Shaking her head to set her thoughts in a different direction, she began to tell him the entire truth of where she was from and the life she had lived there.
He asked questions, and she answered. He speculated, and she corrected. He tried to catch her in contradictions, but she explained them away. And by the time dessert arrived, there was only one question left.
“So how did you come to be here, in London, in this century?” he asked, popping a spoonful of custard into his lovely mouth.
She hesitated.
“What’s the matter?” he asked. “You can’t have come up with such a tale and not concocted an explanation of our valiant heroine’s mysterious transport through time
.”
“I do have one; I just can’t tell you what it is.”
“Why ever not?”
“The reason involves another person, and that person’s story is not mine to tell.”
He turned his spoon over and rested it on the edge of the delicate china dessert bowl. “At what point in this little game did we stop pretending, Roxanna?”
She took a bite of her own custard. “Hm,” she said after a moment. “That’s good.”
He shook his head and smiled at her. “You should write stories. I’d like to hear your versions of other possible futures.”
“Oh, your future is clear enough. You’re a nice boy. You’ll marry a nice girl and have a respectable house full of respectable children who only ever do respectable things.”
He halted his spoon halfway to his mouth. “I think I like your future better.”
“Seriously?”
He nodded. “I’d like to live so free.” He looked at the door and then at the window over the sofa. “I sometimes feel like I can’t breathe.”
“And you don’t even have to wear a corset.”
He cast her a pointed glare. “Neither do you. You’re certainly not hiding one under those dresses you wear at Padworth’s.”
“Spend much time contemplating my underclothes, do you?”
His fist clenched around the spoon he had just set down, and his face began to flush. “I apologize.”
“Is this one of those times you feel like you can’t breathe? ‘Cause you look it.”
His flush deepened. “It is...similar somewhat.”

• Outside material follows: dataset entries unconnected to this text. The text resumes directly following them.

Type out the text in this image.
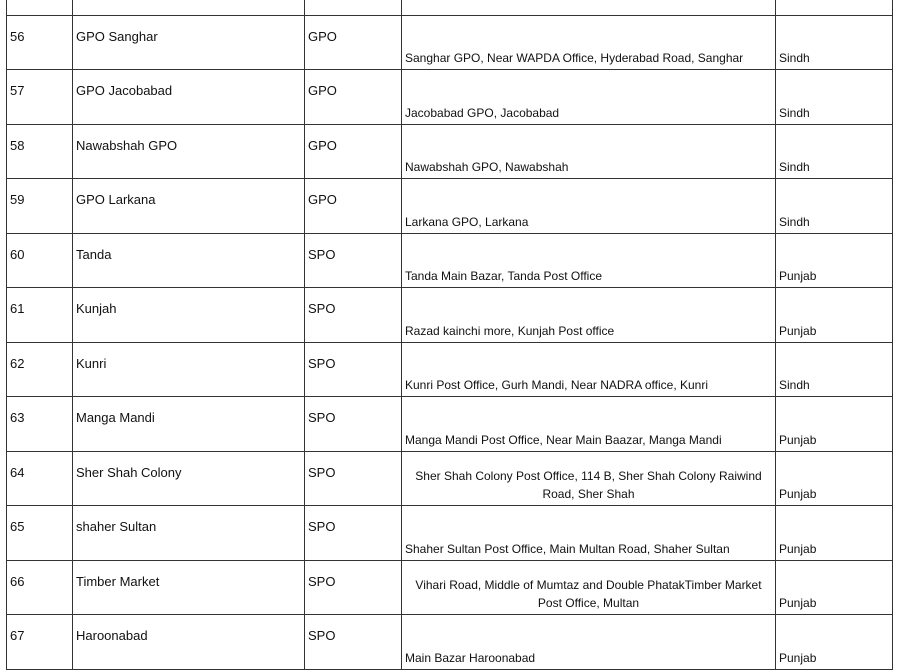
56	GPO Sanghar	GPO	Sanghar GPO, Near WAPDA Office, Hyderabad Road, Sanghar	Sindh
57	GPO Jacobabad	GPO	Jacobabad GPO, Jacobabad	Sindh
58	Nawabshah GPO	GPO	Nawabshah GPO, Nawabshah	Sindh
59	GPO Larkana	GPO	Larkana GPO, Larkana	Sindh
60	Tanda	SPO	Tanda Main Bazar, Tanda Post Office	Punjab
61	Kunjah	SPO	Razad kainchi more, Kunjah Post office	Punjab
62	Kunri	SPO	Kunri Post Office, Gurh Mandi, Near NADRA office, Kunri	Sindh
63	Manga Mandi	SPO	Manga Mandi Post Office, Near Main Baazar, Manga Mandi	Punjab
64	Sher Shah Colony	SPO	Sher Shah Colony Post Office, 114 B, Sher Shah Colony Raiwind Road, Sher Shah	Punjab
65	shaher Sultan	SPO	Shaher Sultan Post Office, Main Multan Road, Shaher Sultan	Punjab
66	Timber Market	SPO	Vihari Road, Middle of Mumtaz and Double PhatakTimber Market Post Office, Multan	Punjab
67	Haroonabad	SPO	Main Bazar Haroonabad	Punjab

“I really make you uncomfortable, don’t I?”
“Yes.”
“Why is that exactly?”
“I’m not used to time-travelers,” he said, straight-faced. “I suspect I’ll become accustomed eventually.”
‘Oh. Well, good. It’ll be a relief not to have to watch what I say around you anymore.”

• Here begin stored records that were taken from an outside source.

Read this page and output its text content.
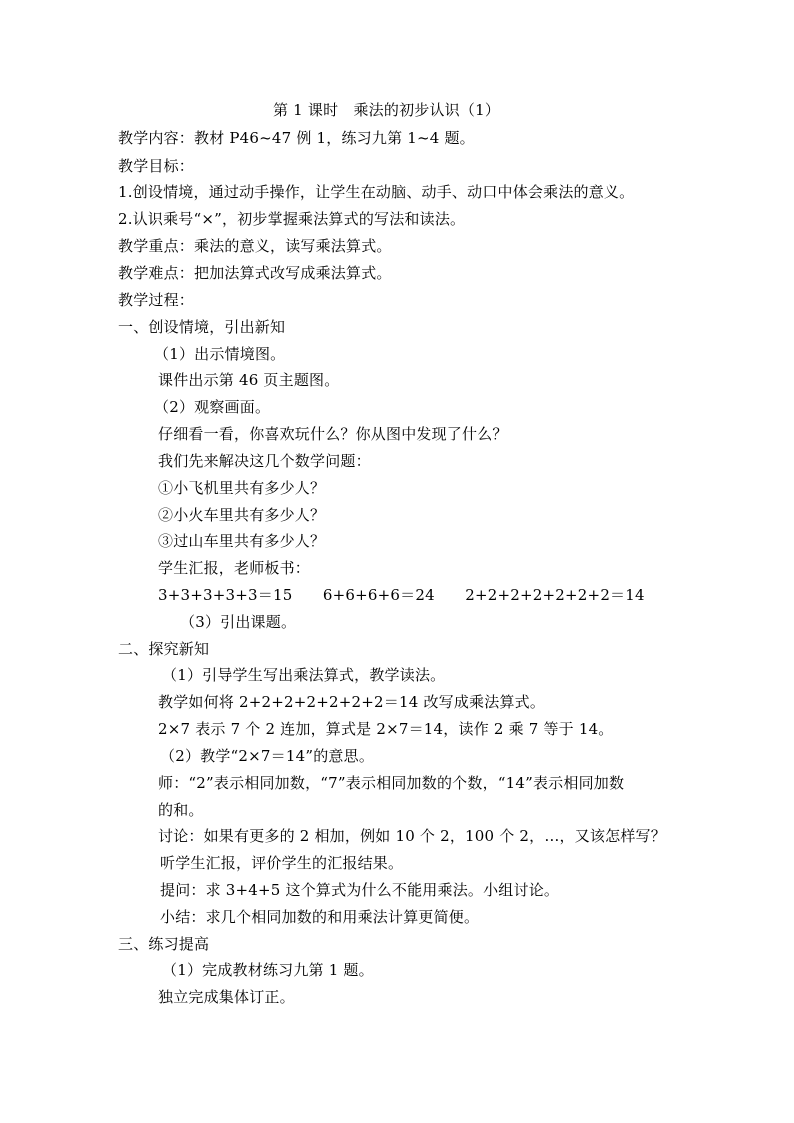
第 1 课时　乘法的初步认识（1）
教学内容：教材 P46~47 例 1，练习九第 1~4 题。
教学目标：
1.创设情境，通过动手操作，让学生在动脑、动手、动口中体会乘法的意义。
2.认识乘号“×”，初步掌握乘法算式的写法和读法。
教学重点：乘法的意义，读写乘法算式。
教学难点：把加法算式改写成乘法算式。
教学过程：
一、创设情境，引出新知
（1）出示情境图。
课件出示第 46 页主题图。
（2）观察画面。
仔细看一看，你喜欢玩什么？你从图中发现了什么？
我们先来解决这几个数学问题：
①小飞机里共有多少人？
②小火车里共有多少人？
③过山车里共有多少人？
学生汇报，老师板书：
3+3+3+3+3＝15　　6+6+6+6＝24　　2+2+2+2+2+2+2＝14
（3）引出课题。
二、探究新知
（1）引导学生写出乘法算式，教学读法。
教学如何将 2+2+2+2+2+2+2＝14 改写成乘法算式。
2×7 表示 7 个 2 连加，算式是 2×7＝14，读作 2 乘 7 等于 14。
（2）教学“2×7＝14”的意思。
师：“2”表示相同加数，“7”表示相同加数的个数，“14”表示相同加数
的和。
讨论：如果有更多的 2 相加，例如 10 个 2，100 个 2，…，又该怎样写？
听学生汇报，评价学生的汇报结果。
提问：求 3+4+5 这个算式为什么不能用乘法。小组讨论。
小结：求几个相同加数的和用乘法计算更简便。
三、练习提高
（1）完成教材练习九第 1 题。
独立完成集体订正。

His gaze might have bored a hole in her. “I suppose that’s what my time-traveler would say.”
“It’s exactly what she would say.”
Phillip took a look at his pocket watch. “We should get back if we want any time to practice before the crowd gears up.”
“Had enough pretend for today?”
He nodded, replaced his watch, and took some cash from a billfold in his inside coat pocket.